Beurlaubungen eines Kranken dürfen die Dauer von zwei Wochen nicht überschreiten und in dem eben angegebenen
Fall nur mit Genehmigung der Polizei geschehen. Eine Rückführung nach Ablauf dieser Zeit gilt als Neuaufnahme.
Ein Kranker, der als für sich oder andere gefährlich zu betrachten ist, darf nur entlassen oder beurlaubt werden, wenn
die Polizeibehörde des zukünftigen Aufenthaltsortes zustimmt und wenn für die sichere Überführung
gesorgt ist. Sobald die Entlassung eines Kranken erfolgte, muß den Behörden, denen die Aufnahme mitzuteilen ist, auch davon
Anzeige erstattet werden. Diese Behörden sind auch dann zu benachrichtigen, wenn ein Kranker gestorben ist oder sich aus der
Anstalt entfernt hat.
Will das Unternehmen auch für freiwillige Pensionäre, d.h. solche Kranke eingerichtet werden, die aus
eigener Entschließung in die Anstalt einzutreten wünschen, so ist hierzu die Erlaubnis der Ortspolizeibehörde erforderlich.
Die Aufnahme
mehr
eines Pensionärs setzt voraus 1) eine ärztliche Bescheinigung der Zweckmäßigkeit der Aufnahme vom mediz. Standpunkt, 2)

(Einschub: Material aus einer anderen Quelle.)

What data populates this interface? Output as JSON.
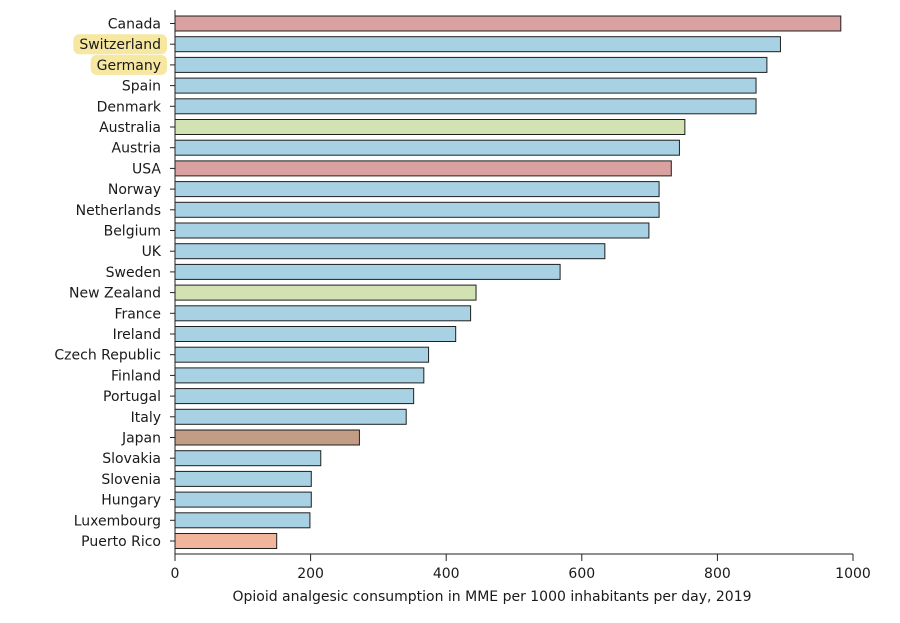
{
  "chart_data": {
    "type": "bar",
    "orientation": "horizontal",
    "title": "",
    "xlabel": "Opioid analgesic consumption in MME per 1000 inhabitants per day, 2019",
    "ylabel": "",
    "xlim": [
      0,
      1000
    ],
    "xticks": [
      0,
      200,
      400,
      600,
      800,
      1000
    ],
    "grid": false,
    "categories": [
      "Canada",
      "Switzerland",
      "Germany",
      "Spain",
      "Denmark",
      "Australia",
      "Austria",
      "USA",
      "Norway",
      "Netherlands",
      "Belgium",
      "UK",
      "Sweden",
      "New Zealand",
      "France",
      "Ireland",
      "Czech Republic",
      "Finland",
      "Portugal",
      "Italy",
      "Japan",
      "Slovakia",
      "Slovenia",
      "Hungary",
      "Luxembourg",
      "Puerto Rico"
    ],
    "values": [
      982,
      893,
      873,
      857,
      857,
      752,
      744,
      732,
      714,
      714,
      699,
      634,
      568,
      444,
      436,
      414,
      374,
      367,
      352,
      341,
      272,
      215,
      201,
      201,
      199,
      150
    ],
    "bar_colors": [
      "#d9a1a0",
      "#a8d2e4",
      "#a8d2e4",
      "#a8d2e4",
      "#a8d2e4",
      "#d3e2b2",
      "#a8d2e4",
      "#d9a1a0",
      "#a8d2e4",
      "#a8d2e4",
      "#a8d2e4",
      "#a8d2e4",
      "#a8d2e4",
      "#d3e2b2",
      "#a8d2e4",
      "#a8d2e4",
      "#a8d2e4",
      "#a8d2e4",
      "#a8d2e4",
      "#a8d2e4",
      "#c29c85",
      "#a8d2e4",
      "#a8d2e4",
      "#a8d2e4",
      "#a8d2e4",
      "#f1b59b"
    ],
    "highlighted_labels": [
      "Switzerland",
      "Germany"
    ],
    "highlight_color": "#f6e7a1"
  }
}
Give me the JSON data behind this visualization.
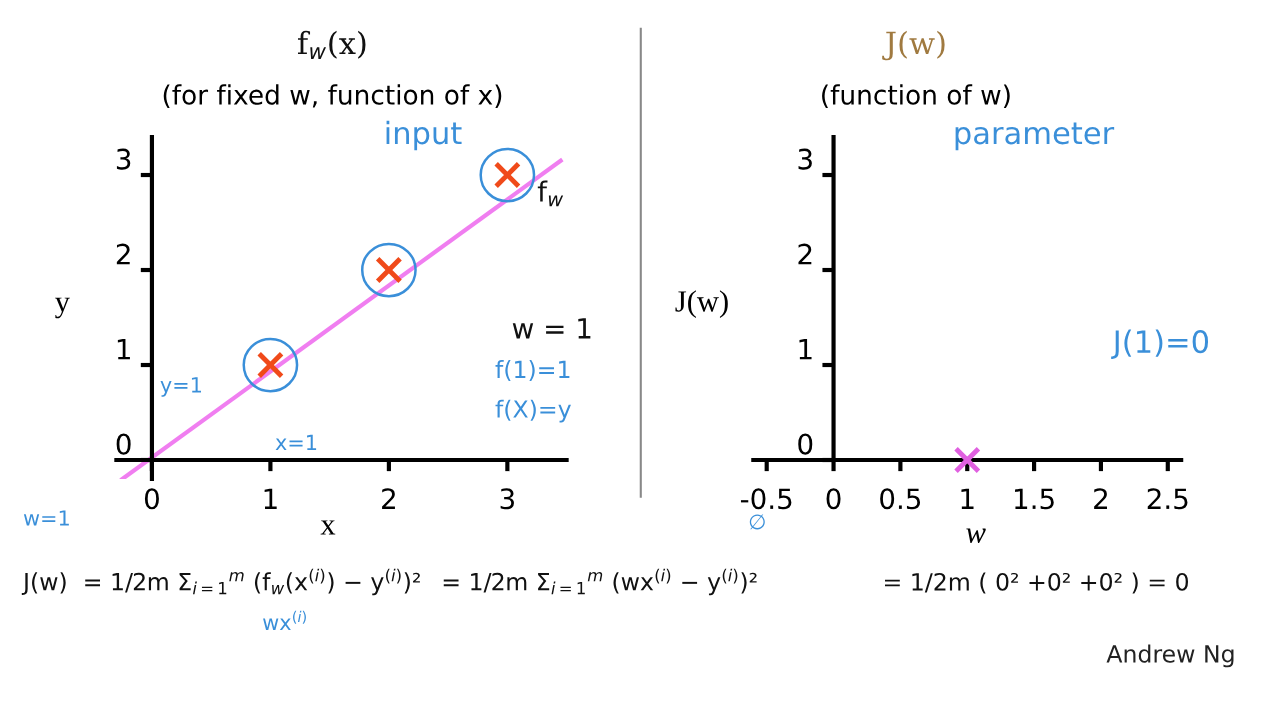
{
  "chart_data": [
    {
      "type": "scatter",
      "title": "f$_{w}$(x)",
      "subtitle": "(for fixed w, function of x)",
      "xlabel": "x",
      "ylabel": "y",
      "xlim": [
        -0.3,
        3.5
      ],
      "ylim": [
        -0.2,
        3.4
      ],
      "xticks": [
        0,
        1,
        2,
        3
      ],
      "yticks": [
        0,
        1,
        2,
        3
      ],
      "grid": false,
      "legend": false,
      "series": [
        {
          "type": "line",
          "color": "#f07ef0",
          "x": [
            -0.25,
            3.45
          ],
          "values": [
            -0.2,
            3.15
          ],
          "marker": "none",
          "line_style": "solid"
        },
        {
          "color": "#f04a1a",
          "x": [
            1,
            2,
            3
          ],
          "values": [
            1,
            2,
            3
          ],
          "marker": "cross"
        }
      ],
      "annotations": [
        "input",
        "f$_{w}$",
        "w = 1",
        "f(1)=1",
        "f(X)=y",
        "y=1",
        "x=1",
        "w=1",
        "J(w)  = 1/2m Σ$_{i=1}$$^{m}$ (f$_{w}$(x$^{(i)}$) − y$^{(i)}$)²",
        "= 1/2m Σ$_{i=1}$$^{m}$ (wx$^{(i)}$ − y$^{(i)}$)²",
        "= 1/2m ( 0² +0² +0² ) = 0",
        "wx$^{(i)}$",
        "∅",
        "Andrew Ng"
      ]
    },
    {
      "type": "scatter",
      "title": "J(w)",
      "subtitle": "(function of w)",
      "xlabel": "w",
      "ylabel": "J(w)",
      "xlim": [
        -0.6,
        2.6
      ],
      "ylim": [
        0,
        3.4
      ],
      "xticks": [
        -0.5,
        0,
        0.5,
        1,
        1.5,
        2,
        2.5
      ],
      "yticks": [
        0,
        1,
        2,
        3
      ],
      "grid": false,
      "legend": false,
      "series": [
        {
          "color": "#e060e0",
          "x": [
            1
          ],
          "values": [
            0
          ],
          "marker": "cross"
        }
      ],
      "annotations": [
        "parameter",
        "J(1)=0"
      ]
    }
  ]
}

die schriftliche Einwilligung des Pensionärs selbst, die, wenn er einen gesetzlichen Vertreter hat, von diesem zu genehmigen
ist. Die Aufnahme ist auch hier binnen 24 Stunden bei der Ortspolizeibehörde der Anstalt anzuzeigen. Anträgen auf
Entlassung muß, wenn sie von den gesetzlichen Vertretern der Pensionäre ausgehen, in jedem Fall entsprochen werden. Ablehnung
eines vom Pensionär selbst gestellten Antrags darf nur stattfinden, wenn der Anstaltsvorstand zugleich das Verfahren der Zwangsaufnahme
einleitet. Die Entlassung ist der Ortspolizei zu melden.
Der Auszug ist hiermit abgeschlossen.